Hiew, in terms of the method of distribution, is not much different from its colleagues - this is also a commercial product developed by our compatriot Evgeny Suslikov. Having a long history, the program is greatly loved by many specialists in information security. There are quite obvious reasons for this - powerful capabilities for researching and editing the structure and content of executable files of both Windows (PE) and binaries for Linux (ELF). Another very useful feature for reverse engineering is the built-in x86-64 assembler and disassembler. The latter even supports ARM instructions. Needless to say, the editor perfectly digests large files and allows you to edit logical and physical drives. Many tasks are easily automated through a system of keyboard macros, scripts, and even an API for developing extensions (Hiew Extrenal Modules). But before you rush into battle, keep in mind that the Hiew interface is a DOS-like window, which is quite inconvenient to work with if you’re not used to it. But you can experience all the charm of old school.

Radare

Radare is a set free utilities for the Unix platform, which provide cool features for editing files in HEX mode. It includes the hex editor itself (radare) with the ability to open local and remote files. The program analyzes executable files various formats, both Linux (ELF) and Windows (PE). In addition to editing, the Radare package includes a tool for comparing binary files (radiff) and a built-in assembler/disassembler. And personally, a tool for generating shellcodes (rasc) came in handy a couple of times. Any operations can be easily automated and customized using a script system. Of the minuses, again, we can note the lack of a GUI interface - all actions are carried out from command line, but you can fully work with the utilities only after reading the documentation. On the other hand, the site has visual screencasts demonstrating both the main points and little secrets (like connecting a Python plugin).
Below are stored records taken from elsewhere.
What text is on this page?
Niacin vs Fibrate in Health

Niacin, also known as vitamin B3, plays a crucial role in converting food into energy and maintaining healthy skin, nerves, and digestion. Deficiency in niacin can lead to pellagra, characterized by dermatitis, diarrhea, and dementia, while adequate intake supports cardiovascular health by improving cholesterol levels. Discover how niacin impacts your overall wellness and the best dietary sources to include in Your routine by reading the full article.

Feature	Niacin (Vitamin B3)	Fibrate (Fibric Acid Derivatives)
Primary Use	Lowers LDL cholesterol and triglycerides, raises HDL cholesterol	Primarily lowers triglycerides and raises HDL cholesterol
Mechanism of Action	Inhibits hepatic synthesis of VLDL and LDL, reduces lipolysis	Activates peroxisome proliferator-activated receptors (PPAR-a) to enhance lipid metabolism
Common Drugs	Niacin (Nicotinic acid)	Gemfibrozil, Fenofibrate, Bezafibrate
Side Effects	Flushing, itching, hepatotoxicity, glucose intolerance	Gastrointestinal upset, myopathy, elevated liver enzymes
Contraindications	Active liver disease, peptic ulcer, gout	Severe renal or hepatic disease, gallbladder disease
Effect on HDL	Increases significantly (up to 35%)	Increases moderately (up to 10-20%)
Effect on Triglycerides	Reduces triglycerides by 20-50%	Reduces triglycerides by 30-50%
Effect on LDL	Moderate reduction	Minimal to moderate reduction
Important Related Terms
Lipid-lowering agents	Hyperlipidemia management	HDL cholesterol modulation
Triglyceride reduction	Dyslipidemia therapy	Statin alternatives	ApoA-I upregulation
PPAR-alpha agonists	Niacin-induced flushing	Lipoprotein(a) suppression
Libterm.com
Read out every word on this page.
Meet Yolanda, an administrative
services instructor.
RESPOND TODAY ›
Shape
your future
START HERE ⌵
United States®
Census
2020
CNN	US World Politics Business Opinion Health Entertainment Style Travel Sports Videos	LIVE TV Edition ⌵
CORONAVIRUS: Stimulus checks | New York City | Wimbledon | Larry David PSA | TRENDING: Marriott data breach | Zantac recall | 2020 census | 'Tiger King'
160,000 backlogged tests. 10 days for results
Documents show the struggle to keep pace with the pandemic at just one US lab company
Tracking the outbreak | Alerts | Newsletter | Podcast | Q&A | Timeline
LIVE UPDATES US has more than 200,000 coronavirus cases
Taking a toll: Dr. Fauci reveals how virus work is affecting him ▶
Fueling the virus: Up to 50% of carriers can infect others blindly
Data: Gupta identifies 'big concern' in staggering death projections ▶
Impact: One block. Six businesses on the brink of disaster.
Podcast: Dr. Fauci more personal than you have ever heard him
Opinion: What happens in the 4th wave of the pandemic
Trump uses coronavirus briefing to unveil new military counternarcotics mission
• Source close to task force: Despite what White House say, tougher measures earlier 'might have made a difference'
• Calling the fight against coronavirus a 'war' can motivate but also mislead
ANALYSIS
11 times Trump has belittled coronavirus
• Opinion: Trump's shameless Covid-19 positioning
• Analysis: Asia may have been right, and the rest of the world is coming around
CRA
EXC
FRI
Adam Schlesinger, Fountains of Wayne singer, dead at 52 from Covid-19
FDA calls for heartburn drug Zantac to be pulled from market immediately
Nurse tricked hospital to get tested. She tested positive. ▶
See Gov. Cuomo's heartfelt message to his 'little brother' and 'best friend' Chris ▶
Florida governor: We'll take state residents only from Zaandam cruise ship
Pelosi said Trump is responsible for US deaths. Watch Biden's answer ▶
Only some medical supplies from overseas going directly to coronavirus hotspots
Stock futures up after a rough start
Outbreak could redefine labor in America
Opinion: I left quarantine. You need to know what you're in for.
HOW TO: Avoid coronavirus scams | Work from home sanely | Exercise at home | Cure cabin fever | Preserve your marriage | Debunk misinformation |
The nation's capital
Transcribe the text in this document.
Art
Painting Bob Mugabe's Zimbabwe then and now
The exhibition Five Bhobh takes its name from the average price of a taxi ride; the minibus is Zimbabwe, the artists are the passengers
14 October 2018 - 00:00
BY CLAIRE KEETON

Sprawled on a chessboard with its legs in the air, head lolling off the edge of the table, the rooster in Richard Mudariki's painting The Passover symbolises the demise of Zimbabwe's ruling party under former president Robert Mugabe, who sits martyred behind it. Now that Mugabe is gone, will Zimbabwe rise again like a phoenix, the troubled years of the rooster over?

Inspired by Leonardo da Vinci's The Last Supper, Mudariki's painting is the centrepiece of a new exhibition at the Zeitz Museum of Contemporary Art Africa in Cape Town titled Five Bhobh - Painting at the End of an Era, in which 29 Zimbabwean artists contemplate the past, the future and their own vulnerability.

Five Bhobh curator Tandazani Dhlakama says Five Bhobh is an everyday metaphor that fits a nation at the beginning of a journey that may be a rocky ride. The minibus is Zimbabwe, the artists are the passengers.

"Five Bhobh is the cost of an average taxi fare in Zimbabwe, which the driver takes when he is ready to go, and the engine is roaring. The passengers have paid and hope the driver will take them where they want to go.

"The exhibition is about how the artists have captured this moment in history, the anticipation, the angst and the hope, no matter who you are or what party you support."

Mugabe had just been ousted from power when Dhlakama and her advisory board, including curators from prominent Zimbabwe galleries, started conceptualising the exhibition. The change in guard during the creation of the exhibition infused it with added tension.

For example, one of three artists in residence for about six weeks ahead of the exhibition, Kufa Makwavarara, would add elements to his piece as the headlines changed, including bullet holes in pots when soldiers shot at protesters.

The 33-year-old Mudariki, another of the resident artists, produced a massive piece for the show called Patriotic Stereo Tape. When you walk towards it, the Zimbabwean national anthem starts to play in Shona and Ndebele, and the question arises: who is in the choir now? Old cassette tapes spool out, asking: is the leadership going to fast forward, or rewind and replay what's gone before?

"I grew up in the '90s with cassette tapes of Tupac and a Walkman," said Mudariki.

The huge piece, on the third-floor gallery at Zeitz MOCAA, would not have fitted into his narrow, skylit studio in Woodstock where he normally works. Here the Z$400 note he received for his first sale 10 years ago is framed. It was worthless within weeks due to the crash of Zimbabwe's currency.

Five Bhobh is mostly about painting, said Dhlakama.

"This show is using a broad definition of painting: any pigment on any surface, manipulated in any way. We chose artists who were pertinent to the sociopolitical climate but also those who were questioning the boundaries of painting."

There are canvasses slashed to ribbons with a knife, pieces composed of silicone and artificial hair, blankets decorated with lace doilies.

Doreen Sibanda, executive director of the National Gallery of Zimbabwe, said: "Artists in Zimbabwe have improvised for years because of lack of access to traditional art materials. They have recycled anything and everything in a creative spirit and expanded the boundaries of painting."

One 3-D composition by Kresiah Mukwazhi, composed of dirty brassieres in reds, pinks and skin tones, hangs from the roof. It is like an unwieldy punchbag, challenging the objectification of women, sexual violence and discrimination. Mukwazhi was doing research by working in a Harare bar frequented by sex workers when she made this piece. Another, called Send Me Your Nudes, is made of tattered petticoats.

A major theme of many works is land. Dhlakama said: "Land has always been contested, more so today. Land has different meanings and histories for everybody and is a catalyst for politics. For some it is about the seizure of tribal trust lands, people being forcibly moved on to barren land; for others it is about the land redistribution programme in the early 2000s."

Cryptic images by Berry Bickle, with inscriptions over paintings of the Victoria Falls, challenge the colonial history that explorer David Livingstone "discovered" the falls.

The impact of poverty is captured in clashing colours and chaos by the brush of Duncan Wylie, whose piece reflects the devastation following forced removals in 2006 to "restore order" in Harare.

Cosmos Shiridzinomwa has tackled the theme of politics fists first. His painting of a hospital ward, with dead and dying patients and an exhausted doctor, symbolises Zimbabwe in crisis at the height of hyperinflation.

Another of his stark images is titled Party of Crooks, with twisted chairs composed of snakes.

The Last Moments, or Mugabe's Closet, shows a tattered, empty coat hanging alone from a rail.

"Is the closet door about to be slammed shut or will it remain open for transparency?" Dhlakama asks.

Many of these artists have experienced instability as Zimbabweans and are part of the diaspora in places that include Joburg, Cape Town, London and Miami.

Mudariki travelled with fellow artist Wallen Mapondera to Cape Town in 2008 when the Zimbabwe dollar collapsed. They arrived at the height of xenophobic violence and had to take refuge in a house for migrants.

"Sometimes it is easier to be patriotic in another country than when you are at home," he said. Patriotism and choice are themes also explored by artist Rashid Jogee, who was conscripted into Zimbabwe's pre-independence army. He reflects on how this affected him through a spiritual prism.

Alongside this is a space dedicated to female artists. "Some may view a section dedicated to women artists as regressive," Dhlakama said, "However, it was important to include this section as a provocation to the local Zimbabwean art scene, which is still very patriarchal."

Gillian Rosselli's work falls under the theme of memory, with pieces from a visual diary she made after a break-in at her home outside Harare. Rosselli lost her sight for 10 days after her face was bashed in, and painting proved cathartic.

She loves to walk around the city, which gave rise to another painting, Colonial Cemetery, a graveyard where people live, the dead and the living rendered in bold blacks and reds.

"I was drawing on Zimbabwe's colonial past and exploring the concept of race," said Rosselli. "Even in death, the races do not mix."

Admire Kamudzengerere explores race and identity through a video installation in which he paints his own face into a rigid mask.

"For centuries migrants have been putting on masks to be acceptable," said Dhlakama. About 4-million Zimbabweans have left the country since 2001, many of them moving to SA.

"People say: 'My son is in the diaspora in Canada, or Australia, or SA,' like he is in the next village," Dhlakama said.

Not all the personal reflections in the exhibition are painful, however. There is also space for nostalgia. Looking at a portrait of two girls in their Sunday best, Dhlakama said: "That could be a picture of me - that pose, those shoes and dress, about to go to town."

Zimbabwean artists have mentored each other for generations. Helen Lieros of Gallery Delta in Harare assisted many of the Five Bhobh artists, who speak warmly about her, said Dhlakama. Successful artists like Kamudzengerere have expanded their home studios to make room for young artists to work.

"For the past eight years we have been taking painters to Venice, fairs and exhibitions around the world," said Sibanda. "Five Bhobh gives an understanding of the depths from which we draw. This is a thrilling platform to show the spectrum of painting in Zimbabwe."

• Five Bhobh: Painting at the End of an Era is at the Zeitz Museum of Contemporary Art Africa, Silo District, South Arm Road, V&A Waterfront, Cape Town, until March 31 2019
So what should you choose?

We've looked at several powerful hex editors that include useful options for analysis suspicious files. Of all the products, FileInsight stands out, which, despite all its functionality (and it is truly impressive), remains free. 010 Editor provides a large number of templates to handle the most different files, including PDF documents. This is a mega feature that should not be neglected. I use these two editors all the time; For the work of an analyst, perhaps they are best suited. If we talk about working under the Unix platform, then, of course, we cannot forget about Radare. The package offers very powerful features, although it is difficult to use due to the fact that it runs from the command line. Hiew is also not very friendly, although its capabilities certainly allow you to perform a variety of operations with binaries. Besides, Hiew is a choice large quantity real pros, and this is worth a lot (and means a lot). As for Hex Editor Neo, it's worth picking up if you're interested in the ability to disassemble x86, x64 and .NET code.